The Old Guard Does Not Understand Diversity
The Archbishop of Canterbury, Rowan Williams, delivered a speech this week in which he welcomed the changes that had been brought about by diversity. Then he immediately backtracked and concluded that the pendulum is now swinging back so enough is enough: it’s time for minorities to step down before society fragments altogether.
The speech was muddle-headed, to say the least, and it reminded me of a criticism that Bishop Gene Robinson made at the screening of the documentary Love Free or Die at the London Lesbian & Gay Film Festival last week. Williams, he said, merely managed the debate over LGBT inclusion in the Church, but he did not lead it. Then he added Moses led the people out the Egypt. He did not manage the situation. It was a powerful analogy.
In talking about “identity politics”, Williams fudged the issue so completely that he sidestepped it, and proved that the old guard does not understand the implications of cultural diversity, and instead retreats into a corner that is forever England, where vicars serve tea and sex is never talked about.
This is the core of his reasoning:
Identity politics, whether it is the politics of feminism, whether it is the politics of ethnic minorities or the politics of sexual minorities, has been a very important part of the last 10 or 20 years because before that I think there was a sense that diversity was not really welcome.
And so minorities of various kinds and women began to say ‘actually we need to say who we are in our terms not yours’ and that led to identity politics of a very strong kind and legislation that followed it.
We are now, I think, beginning to see the pendulum swinging back and saying identity politics is all very well but we have to have some way of putting it all back together again and discovering what is good for all of us and share something of who we are with each other so as to discover more about who we are.
Once we start saying this is my identity and that’s it then I think we are in danger of really fragmenting the society we belong to.
It is not a well thought out argument. It is hardly even an argument at all.
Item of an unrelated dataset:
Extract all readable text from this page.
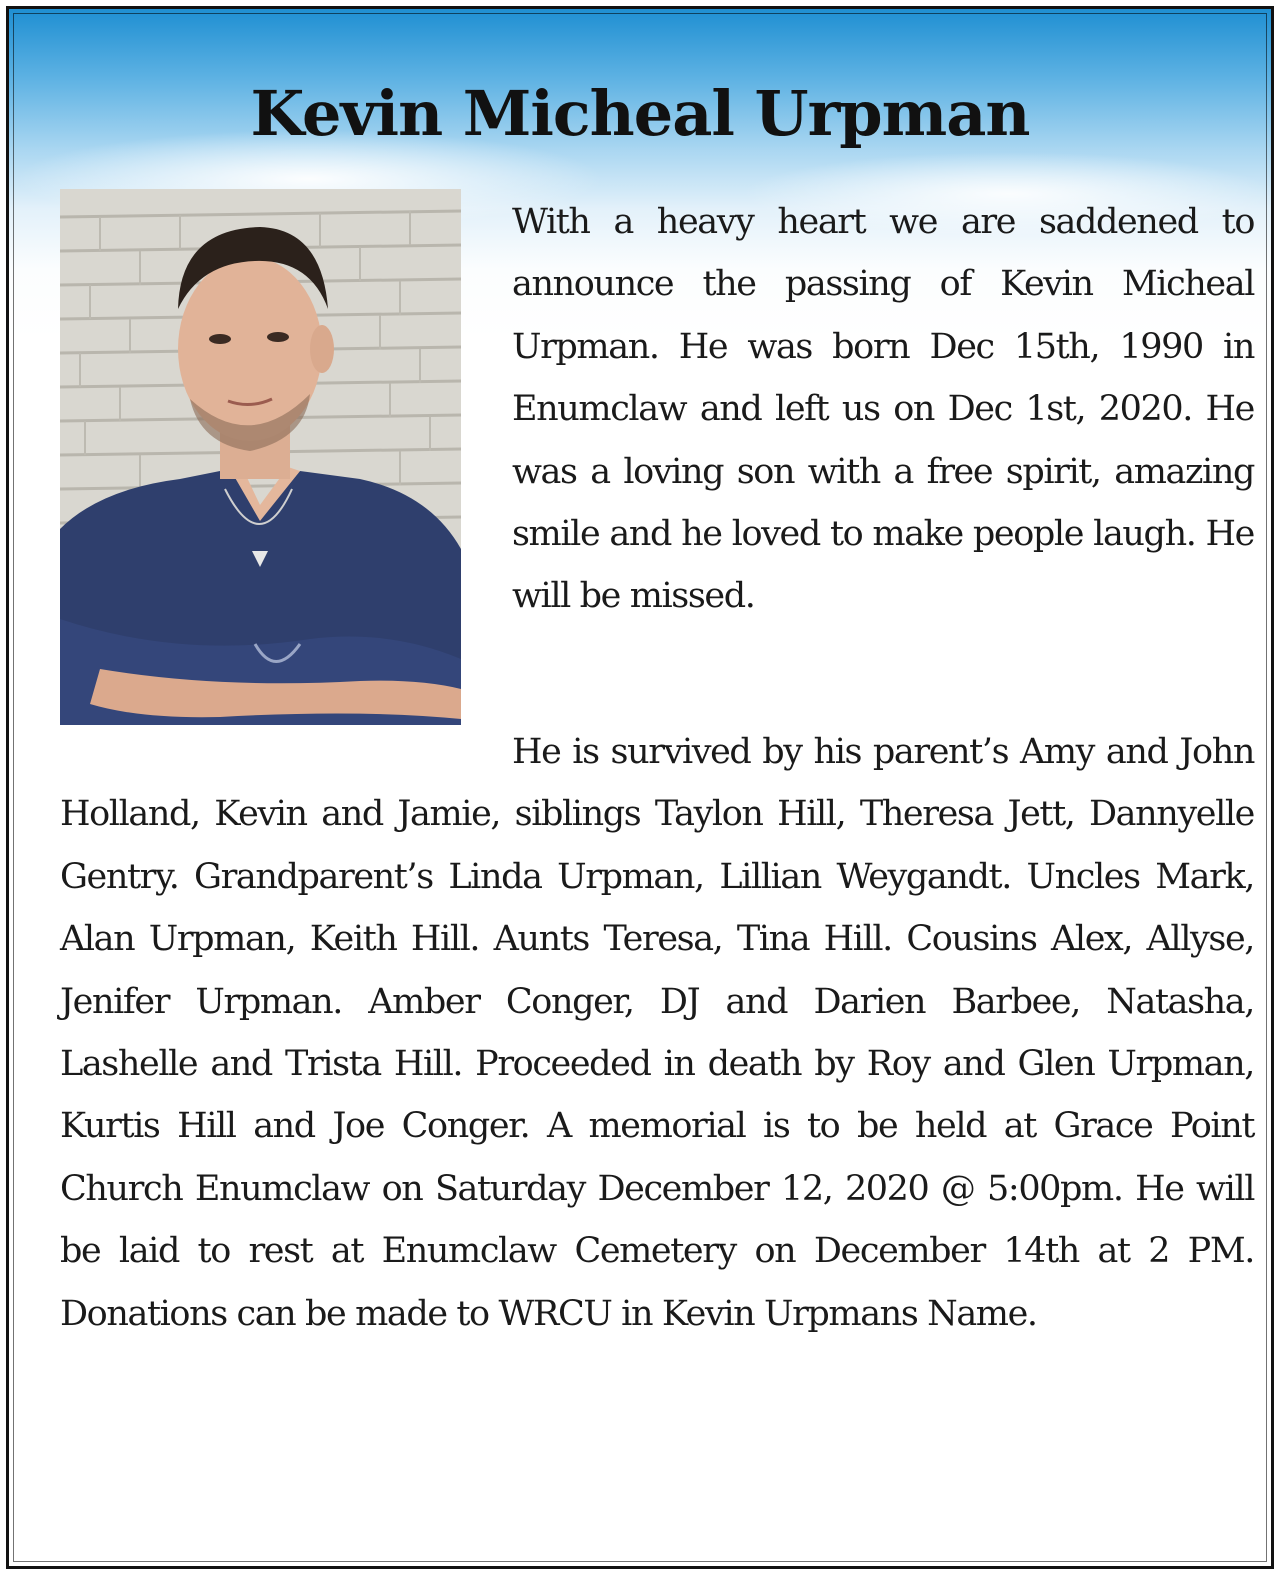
Kevin Micheal Urpman

With a heavy heart we are saddened to announce the passing of Kevin Micheal Urpman. He was born Dec 15th, 1990 in Enumclaw and left us on Dec 1st, 2020. He was a loving son with a free spirit, amazing smile and he loved to make people laugh. He will be missed.

He is survived by his parent’s Amy and John Holland, Kevin and Jamie, siblings Taylon Hill, Theresa Jett, Dannyelle Gentry. Grandparent’s Linda Urpman, Lillian Weygandt. Uncles Mark, Alan Urpman, Keith Hill. Aunts Teresa, Tina Hill. Cousins Alex, Allyse, Jenifer Urpman. Amber Conger, DJ and Darien Barbee, Natasha, Lashelle and Trista Hill. Proceeded in death by Roy and Glen Urpman, Kurtis Hill and Joe Conger. A memorial is to be held at Grace Point Church Enumclaw on Saturday December 12, 2020 @ 5:00pm. He will be laid to rest at Enumclaw Cemetery on December 14th at 2 PM. Donations can be made to WRCU in Kevin Urpmans Name.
Williams would like people to focus on “the common good”. In other words, the fault of social unrest is down to the minorities who press for rights which, he assumes, exclude the majority. In other words he’s saying, stop being so selfish and defer to the rule of the pack.
It is time for the majority to catch up, and not for the minorities to step back. This is why the leadership of cultural institutions needs to be clear and strong. It is why the Church should not be arguing for inclusion, not just tolerance, as Gene Robinson so eloquently put it, and not retreating behind the lines of outdated biblical rhetoric. It is only when equal rights are achieved that we can be bound together by our common humanity, and not separated by our cultural differences.